Food & Drinks

When your ‘fine’ whisky is tainted

News Cafe at Adlife Plaza. PHOTO | DIANA NGILA
News Cafe at Adlife Plaza. PHOTO | DIANA NGILA 

Newscafe, Adlife is a decent place and they have nice salads and memorable burgers.

If you sit at the terrace in the evening when it’s not too cold, you will have a view of Ring Road traffic and the razzmatazz that comes with that.

It’s not a place I would go for a drink on a normal day because, well, the age group is on the younger side and their trousers and hairstyles make me insecure.

The few times I have gone there it’s because someone requested to meet there, as it happened not too long ago when I was meeting a gentleman from Moet Hennessy.

The drink — Glenmorangie — wasn’t on the menu, but the waiter said it was in the bar, so he went off to fetch it.

When he came back, the gentleman looked at the drink on the tray and said, “that’s not my drink, I can tell from the colour.”

Then he took it off the tray and run it under his nose.

“Nope,” he said, “that’s not my drink.”

The waiter insisted that it was, the barman poured it himself, he saw.

So they left to go to the bar to confirm.
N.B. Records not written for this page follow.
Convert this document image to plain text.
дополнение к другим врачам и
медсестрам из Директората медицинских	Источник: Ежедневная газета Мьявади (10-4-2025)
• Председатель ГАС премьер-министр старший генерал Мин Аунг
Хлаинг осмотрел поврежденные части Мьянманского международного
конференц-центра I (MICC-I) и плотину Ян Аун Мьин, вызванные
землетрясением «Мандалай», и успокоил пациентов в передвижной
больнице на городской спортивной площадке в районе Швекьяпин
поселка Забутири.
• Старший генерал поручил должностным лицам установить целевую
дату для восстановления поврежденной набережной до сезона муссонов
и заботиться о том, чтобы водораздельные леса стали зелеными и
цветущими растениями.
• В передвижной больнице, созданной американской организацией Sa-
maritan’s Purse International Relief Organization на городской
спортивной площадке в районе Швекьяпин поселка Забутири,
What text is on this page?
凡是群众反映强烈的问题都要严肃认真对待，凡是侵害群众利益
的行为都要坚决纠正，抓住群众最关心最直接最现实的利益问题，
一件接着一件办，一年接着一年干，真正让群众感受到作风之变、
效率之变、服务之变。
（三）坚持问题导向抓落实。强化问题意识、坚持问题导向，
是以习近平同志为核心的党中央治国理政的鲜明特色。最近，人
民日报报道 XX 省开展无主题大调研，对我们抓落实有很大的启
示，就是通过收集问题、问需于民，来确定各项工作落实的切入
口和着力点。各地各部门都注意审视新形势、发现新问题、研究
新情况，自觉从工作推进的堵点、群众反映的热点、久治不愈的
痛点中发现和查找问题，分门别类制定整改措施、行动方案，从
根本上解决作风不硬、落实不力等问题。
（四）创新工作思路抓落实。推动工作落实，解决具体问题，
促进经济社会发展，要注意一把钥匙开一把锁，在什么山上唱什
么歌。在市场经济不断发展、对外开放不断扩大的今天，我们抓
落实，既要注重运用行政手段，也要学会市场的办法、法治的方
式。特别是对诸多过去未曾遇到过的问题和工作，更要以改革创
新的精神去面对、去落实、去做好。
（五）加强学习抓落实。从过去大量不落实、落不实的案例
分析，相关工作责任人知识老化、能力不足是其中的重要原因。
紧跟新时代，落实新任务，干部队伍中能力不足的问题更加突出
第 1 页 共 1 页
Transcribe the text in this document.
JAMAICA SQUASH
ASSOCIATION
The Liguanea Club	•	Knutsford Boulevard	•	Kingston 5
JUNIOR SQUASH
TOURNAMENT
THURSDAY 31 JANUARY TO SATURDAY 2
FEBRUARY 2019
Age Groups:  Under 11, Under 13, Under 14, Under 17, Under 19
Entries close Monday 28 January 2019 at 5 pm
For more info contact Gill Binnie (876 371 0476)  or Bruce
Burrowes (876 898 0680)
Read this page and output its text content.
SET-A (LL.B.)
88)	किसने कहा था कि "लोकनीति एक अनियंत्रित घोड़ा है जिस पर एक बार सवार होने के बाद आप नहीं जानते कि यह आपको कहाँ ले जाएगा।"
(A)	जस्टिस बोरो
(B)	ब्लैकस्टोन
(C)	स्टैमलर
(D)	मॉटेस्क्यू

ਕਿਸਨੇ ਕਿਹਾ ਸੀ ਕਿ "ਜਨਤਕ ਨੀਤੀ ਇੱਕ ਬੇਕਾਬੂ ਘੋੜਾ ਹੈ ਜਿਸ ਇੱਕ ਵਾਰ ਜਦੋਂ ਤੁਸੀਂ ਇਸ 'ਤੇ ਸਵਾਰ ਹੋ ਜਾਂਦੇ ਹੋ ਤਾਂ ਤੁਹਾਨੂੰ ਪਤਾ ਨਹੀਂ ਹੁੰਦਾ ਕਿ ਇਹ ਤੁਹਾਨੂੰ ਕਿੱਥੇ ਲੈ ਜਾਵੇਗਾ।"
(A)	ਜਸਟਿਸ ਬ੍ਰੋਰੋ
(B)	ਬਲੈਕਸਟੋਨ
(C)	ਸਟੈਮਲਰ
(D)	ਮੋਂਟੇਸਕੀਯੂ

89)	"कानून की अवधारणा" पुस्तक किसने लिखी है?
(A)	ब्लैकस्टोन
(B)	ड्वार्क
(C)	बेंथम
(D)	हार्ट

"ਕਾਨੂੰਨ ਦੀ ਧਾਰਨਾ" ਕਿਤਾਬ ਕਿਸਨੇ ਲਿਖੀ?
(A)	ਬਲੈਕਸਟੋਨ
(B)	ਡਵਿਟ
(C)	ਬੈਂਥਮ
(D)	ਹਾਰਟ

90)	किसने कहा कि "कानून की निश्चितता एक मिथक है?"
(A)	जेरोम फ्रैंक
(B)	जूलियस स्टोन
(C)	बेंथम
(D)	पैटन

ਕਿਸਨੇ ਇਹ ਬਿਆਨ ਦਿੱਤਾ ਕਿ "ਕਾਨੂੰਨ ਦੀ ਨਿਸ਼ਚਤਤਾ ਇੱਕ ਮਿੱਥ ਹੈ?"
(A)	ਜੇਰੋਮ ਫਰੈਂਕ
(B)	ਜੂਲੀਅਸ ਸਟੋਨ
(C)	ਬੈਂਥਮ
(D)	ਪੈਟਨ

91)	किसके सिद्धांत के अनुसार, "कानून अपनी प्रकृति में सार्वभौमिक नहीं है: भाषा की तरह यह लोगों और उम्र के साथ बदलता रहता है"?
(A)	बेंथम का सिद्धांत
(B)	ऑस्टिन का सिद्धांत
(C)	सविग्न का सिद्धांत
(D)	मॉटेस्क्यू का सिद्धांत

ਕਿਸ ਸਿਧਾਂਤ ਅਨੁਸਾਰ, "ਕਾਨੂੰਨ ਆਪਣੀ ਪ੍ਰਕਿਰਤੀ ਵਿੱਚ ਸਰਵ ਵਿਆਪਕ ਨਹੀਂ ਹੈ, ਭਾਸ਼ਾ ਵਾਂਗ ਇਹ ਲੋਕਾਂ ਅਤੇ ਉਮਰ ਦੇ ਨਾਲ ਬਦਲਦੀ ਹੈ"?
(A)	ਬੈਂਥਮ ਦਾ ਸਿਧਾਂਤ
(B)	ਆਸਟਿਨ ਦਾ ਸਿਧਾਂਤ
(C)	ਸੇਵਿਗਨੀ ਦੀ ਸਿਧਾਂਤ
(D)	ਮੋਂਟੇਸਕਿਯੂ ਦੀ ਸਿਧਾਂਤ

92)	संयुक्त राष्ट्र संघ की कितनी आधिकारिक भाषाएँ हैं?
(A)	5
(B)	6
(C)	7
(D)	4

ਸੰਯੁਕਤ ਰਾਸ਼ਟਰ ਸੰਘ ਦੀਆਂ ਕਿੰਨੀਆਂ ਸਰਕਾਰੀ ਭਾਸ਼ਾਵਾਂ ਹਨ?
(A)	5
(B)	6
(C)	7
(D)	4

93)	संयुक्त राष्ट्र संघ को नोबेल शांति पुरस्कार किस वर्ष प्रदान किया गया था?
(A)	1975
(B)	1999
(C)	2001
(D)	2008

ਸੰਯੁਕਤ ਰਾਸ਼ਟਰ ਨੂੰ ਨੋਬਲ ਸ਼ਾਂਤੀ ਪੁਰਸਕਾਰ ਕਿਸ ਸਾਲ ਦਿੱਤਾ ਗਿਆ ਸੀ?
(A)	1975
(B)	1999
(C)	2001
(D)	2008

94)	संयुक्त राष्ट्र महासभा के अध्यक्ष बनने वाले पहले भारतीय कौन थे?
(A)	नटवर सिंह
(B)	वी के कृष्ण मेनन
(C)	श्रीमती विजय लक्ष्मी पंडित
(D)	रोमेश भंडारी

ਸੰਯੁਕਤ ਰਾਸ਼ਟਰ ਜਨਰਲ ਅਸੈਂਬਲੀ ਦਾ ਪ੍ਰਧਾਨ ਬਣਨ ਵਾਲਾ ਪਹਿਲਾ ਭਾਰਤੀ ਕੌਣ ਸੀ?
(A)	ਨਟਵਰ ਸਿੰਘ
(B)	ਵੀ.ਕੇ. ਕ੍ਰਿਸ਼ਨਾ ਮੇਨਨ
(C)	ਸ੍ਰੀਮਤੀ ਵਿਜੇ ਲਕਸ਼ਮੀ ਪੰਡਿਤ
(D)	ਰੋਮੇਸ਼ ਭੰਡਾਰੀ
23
Ten minutes later, he was back.

“Yup, the bottle is ours but the drink wasn’t. He said. And what does that mean?

“It means someone put a different whisky in our bottle. Happens a lot in certain bars around the city.”

I was shocked. It made sense, though. There was a time I had gone to this bar and had a bourbon, a common one, and I remember feeling like death the next morning yet I had only consumed a double.

That’s the thing; you can’t be sure what you are drinking anymore, unless you absolutely know how it tastes like.